02.12.2011
Bode-Museum
On 1 December 2011, the historical, restored sculpture 'Frederick the Great' by Johann Gottfried Schadow was unveiled in an official ceremony in the Bode Museum. The unveiling was attended by the ambassador of the Republic of Poland, Marek Prawda, as well as the director of the National Museum in Szczecin, Lech Karwowski.

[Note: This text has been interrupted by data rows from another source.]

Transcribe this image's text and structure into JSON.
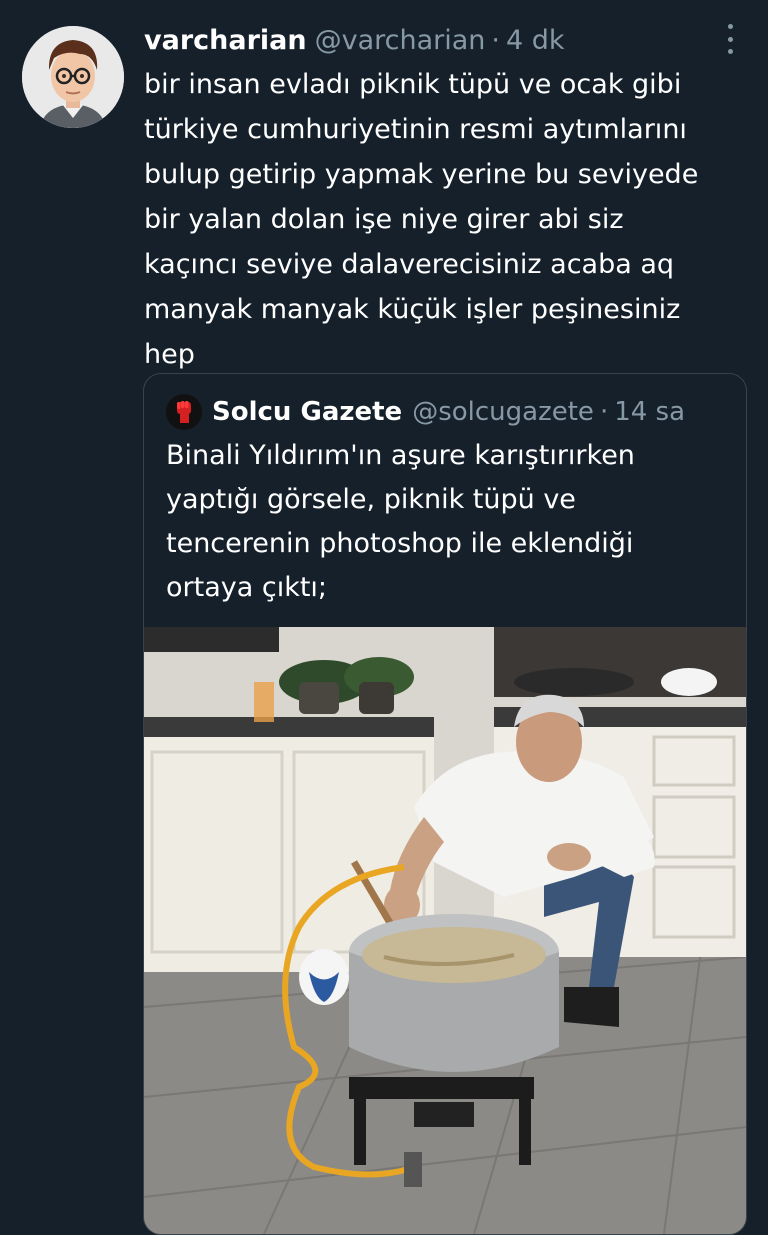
{
  "tweet": {
    "display_name": "varcharian",
    "handle": "@varcharian",
    "separator": "·",
    "time": "4 dk",
    "lines": [
      "bir insan evladı piknik tüpü ve ocak gibi",
      "türkiye cumhuriyetinin resmi aytımlarını",
      "bulup getirip yapmak yerine bu seviyede",
      "bir yalan dolan işe niye girer abi siz",
      "kaçıncı seviye dalaverecisiniz acaba aq",
      "manyak manyak küçük işler peşinesiniz",
      "hep"
    ]
  },
  "quote": {
    "display_name": "Solcu Gazete",
    "handle": "@solcugazete",
    "separator": "·",
    "time": "14 sa",
    "lines": [
      "Binali Yıldırım'ın aşure karıştırırken",
      "yaptığı görsele, piknik tüpü ve",
      "tencerenin photoshop ile eklendiği",
      "ortaya çıktı;"
    ]
  },
  "icons": {
    "more": "more-vertical-icon",
    "quote_logo": "fist-logo-icon"
  },
  "colors": {
    "background": "#15202b",
    "secondary_text": "#8899a6",
    "border": "#38444d",
    "logo_red": "#d42020"
  }
}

Johann Gottfried Schadow's marble monument 'Frederick the Great' is a loan, presented by the National Museum Szczecin to the Sculpture Collection and Museum of Byzantine Art, to be housed in the Bode Museum for a period of several years (probably until 2015). The piece of sculpture, some 2.30 metres in height, was first erected in 1793 in front of the Anklamer Tor (or Anklam Gate) in the city of Szczecin, at the time a Prussian territory known by its German name: Stettin. In 1877 it was replaced by a bronze cast. For a long time the Marble original was believed lost, until it emerged that besides two of the three pedestal relief panels, the marble statue itself - badly damaged and fragmented - was also stored in a Szczecin depot. The small cupola of the Bode Museum is the ideal place in which to display the work. The room's upper floor houses the Frederician generals and a copy of this selfsame monument, commissioned by Wilhelm von Bode in 1902 for this very site, and executed by the Berlin sculptor, Franz Tübbecke. The restored monument of Frederick the Great is now on show in celebration of the 300th anniversary of his birth. The display of the loan has been conceived to also coincide with the 250th anniversary of Johann Gottfried Schadow's birth on 20 May 2014.
The restoration was made possible by the National Museum, Szczecin, and the Schadow-Gesellschaft Berlin. In their efforts, the Schadow-Gesellschaft Berlin received support, both financial and non-material, from other foundations, members of the Lions Club in the Berlin borrough of Grunewald and scores of individual donations from private individuals.